What, are you "retreating" from your concurrent list idea? In a way, yes. Let me explain. From the beginning, my concept of the usefulness of a lock-free
IList<T> implementation was that it would scale better than using a
lock statements by eliminating contention when many threads are accessing the list concurrently.
Is this actually true? Accessing the list
Since a concurrent implementation of
RemoveAt etc. is not supported in
ConcurrentList<T>, there are really only a few operations that need to be considered:
- Getting/setting an item at a specified index
- Adding to the list
- Iterating over the list
Critically, I think the assumption is that one would need a lock-free data structure to optimize the scenario where multiple threads may be reading from the list (via accessing items at random indexes) while one or more other threads are adding to it. I actually don't think you need a lock-free data structure for this at all.
Here's the thing: if you've got a
List<T>, and you synchronize all calls to
Add with, e.g., a
lock statement, you don't need to also synchronize reads. They will always be thread-safe. Accessing an element at an index of a
List<T> that is only growing with calls to
Add will work from multiple threads. If you are skeptical, consider what actually happens when
Add is called (warning: reliance upon specific implementation details ahead!):
List<T>gets the next available index in its internal array.
- If the index is beyond the end of the array:
- A new array is allocated.
- The elements of the current array are copied over.
- A reference to this new array is assigned to the
List<T>'s internal array field.
- The element in the array at the index found in step 1 is assigned to the input value.
Assuming an always-accurate return value for
Count, and assuming the above process is always synchronized, there is no reason why threads reading from the list need to be synchronized.
To demonstrate this, I added the
SynchronizedList<T> class to my GitHub repo. Take a look and see for yourself: this class, which simply uses a
List<T> internally and synchronizes calls to
Add while exposing everything else without synchronization, passes all unit tests.

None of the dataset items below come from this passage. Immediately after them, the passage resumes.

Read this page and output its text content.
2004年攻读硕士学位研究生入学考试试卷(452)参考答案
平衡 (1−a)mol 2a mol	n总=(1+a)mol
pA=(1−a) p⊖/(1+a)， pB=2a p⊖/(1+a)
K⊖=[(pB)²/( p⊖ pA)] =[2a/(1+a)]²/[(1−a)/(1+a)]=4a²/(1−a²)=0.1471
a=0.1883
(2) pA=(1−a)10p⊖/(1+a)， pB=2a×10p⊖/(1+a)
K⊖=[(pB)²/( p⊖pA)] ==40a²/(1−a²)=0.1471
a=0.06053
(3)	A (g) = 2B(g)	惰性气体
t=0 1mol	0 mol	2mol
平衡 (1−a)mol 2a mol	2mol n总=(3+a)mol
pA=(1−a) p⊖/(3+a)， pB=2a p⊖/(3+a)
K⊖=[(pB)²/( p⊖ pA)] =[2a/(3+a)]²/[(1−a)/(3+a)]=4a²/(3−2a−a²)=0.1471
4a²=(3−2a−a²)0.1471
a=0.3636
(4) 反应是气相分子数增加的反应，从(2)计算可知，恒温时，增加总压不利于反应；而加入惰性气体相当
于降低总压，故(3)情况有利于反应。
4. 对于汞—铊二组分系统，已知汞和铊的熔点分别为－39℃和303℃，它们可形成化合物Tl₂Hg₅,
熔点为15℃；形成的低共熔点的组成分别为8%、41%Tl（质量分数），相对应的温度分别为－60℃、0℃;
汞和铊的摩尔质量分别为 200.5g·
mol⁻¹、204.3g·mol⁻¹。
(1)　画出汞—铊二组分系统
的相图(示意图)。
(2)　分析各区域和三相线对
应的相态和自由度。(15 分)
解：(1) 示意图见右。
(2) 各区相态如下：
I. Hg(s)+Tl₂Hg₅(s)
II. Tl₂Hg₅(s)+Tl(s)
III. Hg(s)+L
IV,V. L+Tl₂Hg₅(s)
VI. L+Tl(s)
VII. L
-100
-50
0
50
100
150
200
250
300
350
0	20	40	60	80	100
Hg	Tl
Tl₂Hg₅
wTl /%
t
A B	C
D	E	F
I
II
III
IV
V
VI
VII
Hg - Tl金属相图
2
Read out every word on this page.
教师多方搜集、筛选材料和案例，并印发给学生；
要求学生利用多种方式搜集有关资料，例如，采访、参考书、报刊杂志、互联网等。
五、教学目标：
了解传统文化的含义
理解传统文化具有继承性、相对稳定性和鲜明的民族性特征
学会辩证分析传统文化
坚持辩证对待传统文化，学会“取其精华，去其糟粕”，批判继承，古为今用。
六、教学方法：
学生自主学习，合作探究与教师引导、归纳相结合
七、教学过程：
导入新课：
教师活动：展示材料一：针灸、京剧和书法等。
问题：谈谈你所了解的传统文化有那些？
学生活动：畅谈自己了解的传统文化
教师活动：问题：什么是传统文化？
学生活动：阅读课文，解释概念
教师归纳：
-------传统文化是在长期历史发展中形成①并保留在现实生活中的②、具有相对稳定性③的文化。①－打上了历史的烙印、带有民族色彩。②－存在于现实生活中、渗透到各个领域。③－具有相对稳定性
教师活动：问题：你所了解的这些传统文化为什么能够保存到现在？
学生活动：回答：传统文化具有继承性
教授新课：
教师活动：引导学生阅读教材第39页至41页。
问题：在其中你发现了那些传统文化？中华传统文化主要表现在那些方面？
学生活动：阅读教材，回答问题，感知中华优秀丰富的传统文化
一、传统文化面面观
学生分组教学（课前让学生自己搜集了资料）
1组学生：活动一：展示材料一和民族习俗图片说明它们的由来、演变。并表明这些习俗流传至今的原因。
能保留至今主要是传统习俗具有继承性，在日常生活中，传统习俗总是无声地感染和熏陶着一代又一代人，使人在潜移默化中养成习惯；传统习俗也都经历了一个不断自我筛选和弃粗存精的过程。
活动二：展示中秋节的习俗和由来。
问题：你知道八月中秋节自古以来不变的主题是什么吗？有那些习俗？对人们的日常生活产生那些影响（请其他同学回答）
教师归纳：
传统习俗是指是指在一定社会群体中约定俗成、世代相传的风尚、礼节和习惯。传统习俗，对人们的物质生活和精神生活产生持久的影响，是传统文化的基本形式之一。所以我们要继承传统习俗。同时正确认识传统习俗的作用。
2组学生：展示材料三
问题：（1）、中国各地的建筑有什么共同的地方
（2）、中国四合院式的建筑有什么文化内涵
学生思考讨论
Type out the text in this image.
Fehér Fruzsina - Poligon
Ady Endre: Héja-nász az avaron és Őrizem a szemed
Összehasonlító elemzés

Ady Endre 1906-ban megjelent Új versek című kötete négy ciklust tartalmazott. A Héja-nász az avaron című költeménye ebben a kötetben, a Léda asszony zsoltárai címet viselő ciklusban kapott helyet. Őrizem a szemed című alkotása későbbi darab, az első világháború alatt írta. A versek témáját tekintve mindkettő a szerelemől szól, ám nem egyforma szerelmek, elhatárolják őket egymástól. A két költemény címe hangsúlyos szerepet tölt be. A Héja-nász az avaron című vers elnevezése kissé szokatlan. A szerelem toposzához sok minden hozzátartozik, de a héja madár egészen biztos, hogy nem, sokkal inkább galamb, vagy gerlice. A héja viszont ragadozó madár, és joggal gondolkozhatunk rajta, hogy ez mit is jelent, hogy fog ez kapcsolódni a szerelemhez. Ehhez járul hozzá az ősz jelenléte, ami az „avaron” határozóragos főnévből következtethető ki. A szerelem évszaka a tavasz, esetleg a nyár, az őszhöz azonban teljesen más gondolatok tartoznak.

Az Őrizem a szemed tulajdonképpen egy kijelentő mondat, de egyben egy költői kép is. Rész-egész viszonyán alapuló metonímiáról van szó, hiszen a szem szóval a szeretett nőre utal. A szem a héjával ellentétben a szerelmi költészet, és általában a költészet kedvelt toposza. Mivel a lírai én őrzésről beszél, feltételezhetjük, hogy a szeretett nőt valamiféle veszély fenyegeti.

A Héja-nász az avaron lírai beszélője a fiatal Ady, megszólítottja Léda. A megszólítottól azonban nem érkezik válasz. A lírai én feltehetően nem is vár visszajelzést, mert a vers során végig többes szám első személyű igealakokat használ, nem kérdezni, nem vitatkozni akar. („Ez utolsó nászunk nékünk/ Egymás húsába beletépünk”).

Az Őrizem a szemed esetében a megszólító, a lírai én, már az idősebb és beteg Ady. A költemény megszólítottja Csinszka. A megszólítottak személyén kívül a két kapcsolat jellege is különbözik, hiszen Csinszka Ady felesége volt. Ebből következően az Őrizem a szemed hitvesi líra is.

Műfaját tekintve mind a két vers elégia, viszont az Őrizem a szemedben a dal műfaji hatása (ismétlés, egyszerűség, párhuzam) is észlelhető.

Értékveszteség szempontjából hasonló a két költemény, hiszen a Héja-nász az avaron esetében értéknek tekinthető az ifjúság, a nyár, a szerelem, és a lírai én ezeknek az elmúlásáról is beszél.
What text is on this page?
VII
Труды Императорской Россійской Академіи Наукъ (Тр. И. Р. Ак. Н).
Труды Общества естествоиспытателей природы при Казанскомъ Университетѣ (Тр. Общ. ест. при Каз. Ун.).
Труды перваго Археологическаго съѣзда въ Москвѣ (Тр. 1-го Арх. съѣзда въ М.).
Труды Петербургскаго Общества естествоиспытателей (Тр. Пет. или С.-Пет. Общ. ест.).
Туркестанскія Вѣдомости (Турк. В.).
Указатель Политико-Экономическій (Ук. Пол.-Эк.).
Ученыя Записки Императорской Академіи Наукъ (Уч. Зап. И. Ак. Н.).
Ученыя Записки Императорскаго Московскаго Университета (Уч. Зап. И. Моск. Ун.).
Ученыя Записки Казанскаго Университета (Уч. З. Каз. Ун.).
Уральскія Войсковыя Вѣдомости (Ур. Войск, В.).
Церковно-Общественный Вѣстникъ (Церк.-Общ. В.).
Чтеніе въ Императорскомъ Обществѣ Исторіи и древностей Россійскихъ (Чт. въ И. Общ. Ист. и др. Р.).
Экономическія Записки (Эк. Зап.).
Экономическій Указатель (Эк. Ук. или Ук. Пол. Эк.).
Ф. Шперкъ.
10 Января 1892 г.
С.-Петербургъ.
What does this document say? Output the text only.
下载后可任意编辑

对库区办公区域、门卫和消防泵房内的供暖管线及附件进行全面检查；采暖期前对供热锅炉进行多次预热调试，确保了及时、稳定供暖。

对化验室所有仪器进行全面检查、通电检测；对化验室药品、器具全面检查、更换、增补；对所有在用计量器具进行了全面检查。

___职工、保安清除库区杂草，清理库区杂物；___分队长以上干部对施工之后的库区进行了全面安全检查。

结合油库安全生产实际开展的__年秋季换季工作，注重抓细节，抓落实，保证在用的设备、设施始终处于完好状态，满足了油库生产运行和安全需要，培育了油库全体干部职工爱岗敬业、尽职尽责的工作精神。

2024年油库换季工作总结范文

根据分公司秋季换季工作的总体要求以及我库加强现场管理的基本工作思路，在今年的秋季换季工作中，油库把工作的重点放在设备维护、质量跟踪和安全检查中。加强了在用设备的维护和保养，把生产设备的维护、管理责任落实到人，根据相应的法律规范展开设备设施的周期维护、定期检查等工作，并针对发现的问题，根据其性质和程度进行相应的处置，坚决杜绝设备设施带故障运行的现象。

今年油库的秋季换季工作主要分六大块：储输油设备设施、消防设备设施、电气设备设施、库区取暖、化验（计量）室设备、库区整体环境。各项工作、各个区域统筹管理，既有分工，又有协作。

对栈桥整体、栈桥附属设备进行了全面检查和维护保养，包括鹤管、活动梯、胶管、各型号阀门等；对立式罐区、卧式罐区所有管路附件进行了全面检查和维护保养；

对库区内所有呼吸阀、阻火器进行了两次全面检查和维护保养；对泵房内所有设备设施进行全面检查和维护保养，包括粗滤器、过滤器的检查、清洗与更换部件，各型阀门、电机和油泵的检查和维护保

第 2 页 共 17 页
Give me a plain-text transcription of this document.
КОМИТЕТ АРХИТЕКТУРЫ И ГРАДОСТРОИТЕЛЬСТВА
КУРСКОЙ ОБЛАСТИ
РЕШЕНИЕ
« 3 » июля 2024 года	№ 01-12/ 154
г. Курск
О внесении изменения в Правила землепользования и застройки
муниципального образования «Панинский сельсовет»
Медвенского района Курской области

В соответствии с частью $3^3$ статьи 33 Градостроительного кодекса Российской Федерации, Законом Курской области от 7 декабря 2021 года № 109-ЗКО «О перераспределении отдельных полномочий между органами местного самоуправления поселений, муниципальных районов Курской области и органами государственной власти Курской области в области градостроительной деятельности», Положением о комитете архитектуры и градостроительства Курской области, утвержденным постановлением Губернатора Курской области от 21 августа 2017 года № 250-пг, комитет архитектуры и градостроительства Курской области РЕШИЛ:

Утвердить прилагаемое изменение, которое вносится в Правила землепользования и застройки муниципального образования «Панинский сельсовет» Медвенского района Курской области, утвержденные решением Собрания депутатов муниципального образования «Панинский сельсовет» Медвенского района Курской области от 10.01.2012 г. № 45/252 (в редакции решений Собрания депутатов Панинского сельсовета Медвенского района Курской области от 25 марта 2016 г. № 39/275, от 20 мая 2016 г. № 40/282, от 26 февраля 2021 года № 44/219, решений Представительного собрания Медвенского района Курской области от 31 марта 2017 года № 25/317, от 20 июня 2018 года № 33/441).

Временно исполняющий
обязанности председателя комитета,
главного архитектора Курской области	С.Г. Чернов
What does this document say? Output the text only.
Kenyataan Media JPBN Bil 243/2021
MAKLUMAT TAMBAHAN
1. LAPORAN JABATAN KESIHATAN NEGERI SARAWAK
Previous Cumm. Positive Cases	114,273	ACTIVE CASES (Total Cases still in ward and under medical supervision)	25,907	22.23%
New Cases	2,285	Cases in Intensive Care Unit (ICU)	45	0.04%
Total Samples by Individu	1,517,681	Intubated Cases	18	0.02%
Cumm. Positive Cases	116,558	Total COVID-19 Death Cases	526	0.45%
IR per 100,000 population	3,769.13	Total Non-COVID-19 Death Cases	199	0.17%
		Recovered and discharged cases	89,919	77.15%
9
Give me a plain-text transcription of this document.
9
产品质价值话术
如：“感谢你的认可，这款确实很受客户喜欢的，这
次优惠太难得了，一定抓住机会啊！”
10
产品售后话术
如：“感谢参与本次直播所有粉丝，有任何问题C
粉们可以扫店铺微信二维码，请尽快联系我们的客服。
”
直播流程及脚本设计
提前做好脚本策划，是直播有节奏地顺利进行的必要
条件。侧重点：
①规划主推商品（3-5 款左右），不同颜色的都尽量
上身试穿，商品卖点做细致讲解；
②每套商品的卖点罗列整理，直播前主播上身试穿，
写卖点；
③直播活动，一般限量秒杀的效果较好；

Now, I told a little fib moments ago. I'm really not giving up on the concurrent list idea; rather, I am rethinking what its actual usefulness is. I still think there is value to having a lock-free
Add implementation, which is guaranteed contention-free growth. On a plain
List<T> the cost of
Add is very small most of the time; but every now and then, it actually requires an expensive array allocation + full copy. In something like a real-time system, this might be a very bad thing to synchronize; the thread contention could create a pretty large albeit ephemeral bottleneck. So maybe the
ConcurrentList<T> class can be a very specialized collection for scenarios like this.
I don't know. To be honest, though I've put a lot of thought into this topic, I haven't put a lot of thought into this blog post specifically; so it's possible I have not really provided a very compelling or convincing explanation of my feelings on the matter.
What I do know is this: next up, I'm going to propose a data structure which leverages the concept of fast thread-safe adds (whether synchronized via locking or lock-free) to provide O(1) random inserts and removals. Pretty exciting, huh?